İstanbul Büyükşehir Belediye (İBB) Başkanı Ekrem İmamoğlu'nun 27 Ocak'taki konuşmasında, hakkında iddialarda bulunduğu ve ismini açıkladığı bilirkişi ile yapılan telefon görüşmesinin, Halk TV canlı yayınında yayınlanması üzerine gazeteciler Barış Pehlivan, Suat Toktaş, Kürşad Oğuz, Seda Selek ve Serhan Asker hakkında açılan "bilirkişi davası" bugün, İstanbul 54. Asliye Cez Mahkemesi'nde görülmeye başlandı.

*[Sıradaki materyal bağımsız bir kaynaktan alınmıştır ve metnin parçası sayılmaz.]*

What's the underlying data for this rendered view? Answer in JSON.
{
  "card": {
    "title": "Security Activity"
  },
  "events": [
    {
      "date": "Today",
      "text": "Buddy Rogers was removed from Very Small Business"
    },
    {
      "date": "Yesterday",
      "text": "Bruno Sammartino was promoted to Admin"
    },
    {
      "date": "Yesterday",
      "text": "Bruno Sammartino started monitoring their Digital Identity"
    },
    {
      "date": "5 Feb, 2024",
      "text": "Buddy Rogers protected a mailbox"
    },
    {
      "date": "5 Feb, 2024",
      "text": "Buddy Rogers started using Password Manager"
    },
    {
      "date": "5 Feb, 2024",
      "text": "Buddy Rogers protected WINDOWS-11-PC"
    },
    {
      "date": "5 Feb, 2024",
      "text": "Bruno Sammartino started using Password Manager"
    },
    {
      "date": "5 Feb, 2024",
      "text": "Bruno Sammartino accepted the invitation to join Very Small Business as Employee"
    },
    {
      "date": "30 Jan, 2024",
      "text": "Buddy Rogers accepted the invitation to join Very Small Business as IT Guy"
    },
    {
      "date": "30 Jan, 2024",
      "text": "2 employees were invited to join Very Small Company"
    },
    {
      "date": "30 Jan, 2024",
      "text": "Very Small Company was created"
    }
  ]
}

Duruşmaya Barış Pehlivan, Kürşad Oğuz, Seda Selek ve Serhan Asker ile avukatları katıldı. Tutuklu bulunan Suat Toktaş'ın da avukatları mahkemede hazır bulundu. İddianamede 'müşteki' sıfatı bulunan bilirkişi ise duruşmaya gelmedi.
DİLEKÇE SUNDU
Mahkemeye, dün dilekçe gönderen bilirkişi "Sayın mahkemenizde görülmekte olan dava dosyasında müşteki olduğum için sanıklar hakkında sayın savcılık makamında yazılı ve sözlü olarak vermiş olduğum ifade, beyanlarim geçerli olup, ekleyecek baska bir husus bulunmamaktadır" dedi.
SEDA SELEK: GAZETECİNİN SORU SORMASI DOĞAL
Mahkemede ilk olarak Seda Selek savunma yaptı. Selek, 23 yıldır gazetecilik yaptığını ve çeşitli haber kanallarında çalıştığını söyleyerek, "Hakkımda suçlamaya dayanak gösterilen iddia, aslında bizim programımızın akışı bir gün önce belirleniyor. O gün de öyle oldu ama takdir edersiniz ki canlı yayında bir son dakika bilgisi gelir ve yayın akışı o son dakika bilgisine göre gelişir. O gün Ekrem İmamoğlu'nun bir basın toplantısı olacaktı. Biz de bunu ekranlara getirdik ve basın toplantısı bittikten sonra ben de konuklarımla bu konuyu konuşmaya devam ettik. İlerleyen dakikaşarda benim kulağıma, önemli bir konu olduğunu ve ekrana verileceği söylendi. Gazeteci arkadaşımız Barış Pehlivan'ın haberi olduğunu biliyordum, içeriğinin ne olduğunu ben o an ekranda da söylüyorum. Bu içerikle ilgili değerlendirme yapacak bir done yoktu. Satılmış Büyükcanayakın çok kısa cevaplar vermiş ve geçiştirmişti arkadaşımızı. Bilgim olmadığı, yayın sırasında gelişen bir olay olduğu gibi bir gazetecilik faaliyetidir. Satılmış Büyükcanayakın, bu güne kadar ismi bilinmeyen ama Ekrem İmamoğlu'nun basın toplantısından sonra çokça merak edilmiştir. Bir gazetecinin de merak etmesi, sorular sorması doğaldır" dedi.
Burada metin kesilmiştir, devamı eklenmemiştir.